'Aah, VSTO!' ... cooking up an OBA solution

I have been doing some Visual Studio Tools for Office (VSTO) development in Word of late, not exactly a pain free experience.

First thing to say is that even given all the marketing spiel, VSTO is not that different from VBA in older versions of Office.

To get going I create a new VSTO 2008 Word 2007 Template project based on an import of our old Word template (to get styles, layout etc.). I then basically cut and pasted the logic from our old VBA macros into an ActionPane in the new one and it just worked.

Well I said it just worked, I had out of habit I had picked a C# project, I should have chosen VB.NET (as is commonly recommenced for VSTO development) as then the code would have been virtually correct. As it was I had to spend a while adding {} and ; to do the language port.

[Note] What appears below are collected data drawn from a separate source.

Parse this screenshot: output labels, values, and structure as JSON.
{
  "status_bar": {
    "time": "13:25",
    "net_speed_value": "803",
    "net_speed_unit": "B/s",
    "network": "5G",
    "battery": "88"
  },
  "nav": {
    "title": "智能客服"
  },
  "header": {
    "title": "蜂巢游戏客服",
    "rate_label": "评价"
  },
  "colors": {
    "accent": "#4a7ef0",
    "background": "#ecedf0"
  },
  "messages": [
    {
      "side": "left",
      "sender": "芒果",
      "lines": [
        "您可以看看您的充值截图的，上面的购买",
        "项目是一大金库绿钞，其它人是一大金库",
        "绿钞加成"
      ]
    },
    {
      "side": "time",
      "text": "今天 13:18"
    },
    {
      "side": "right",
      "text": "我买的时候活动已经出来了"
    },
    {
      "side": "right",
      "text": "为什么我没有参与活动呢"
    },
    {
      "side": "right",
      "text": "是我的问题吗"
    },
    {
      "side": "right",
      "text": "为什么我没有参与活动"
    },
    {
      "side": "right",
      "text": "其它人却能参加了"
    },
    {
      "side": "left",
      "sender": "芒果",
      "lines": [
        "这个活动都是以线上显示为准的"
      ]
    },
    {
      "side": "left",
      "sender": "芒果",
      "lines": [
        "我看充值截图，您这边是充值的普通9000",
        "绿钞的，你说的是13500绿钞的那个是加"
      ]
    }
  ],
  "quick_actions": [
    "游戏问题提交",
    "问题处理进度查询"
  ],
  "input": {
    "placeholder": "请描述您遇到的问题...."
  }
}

So why did this work? VSTO is new(ish) any shiny and VBA is old and VB. However, they are both in effect wrapper APIs to the underlying Office COM Interop layer, so what they can do and how they do it is dependant on Office, in my case Word 2007. Ok you can do different things in Word 2007 to Word 2.0, but it is still in essence a Word processor where you manage content with ranges.

The reason people recommend VB.NET for VSTO development is due to the COM Interop. Visual Basic has always made it far easier to use COM objects, not least due to optional parameters and variant types.

Now as of yesterday some of these problems are addressed by the release of VSTO Power Tools and it COM wrapper API, but this API will certainly not address all issues.

Another thing that has has not changed over the years is the documentation, the MSDN references are OK but there is little is else. Especially when doing integration work with Sharepoint WebServices as I was. I have found I had to make heavy use of the debugger to investigate the XMLNode object being returned to work out that was going on.

In Word development I have commonly found that initially there are things I think I can't do because the object I need does not appear to be exposed by the object model; only to find what I am looking for in a place that is not that obvious to me. However you still have to use the object in some 'dark arts' style to get the effect you require. A classic example of this is managing programmatically the document cover page from the building block gallery. To get this to work there are many hoops to jump though.

VSTO is powerfully but not as flexible as you would hope as you have to live inside the design metaphor of the Office application you are hosted in. You have to consider carefully if the functionality you are trying to add is really relevant to the application it will be hosted in.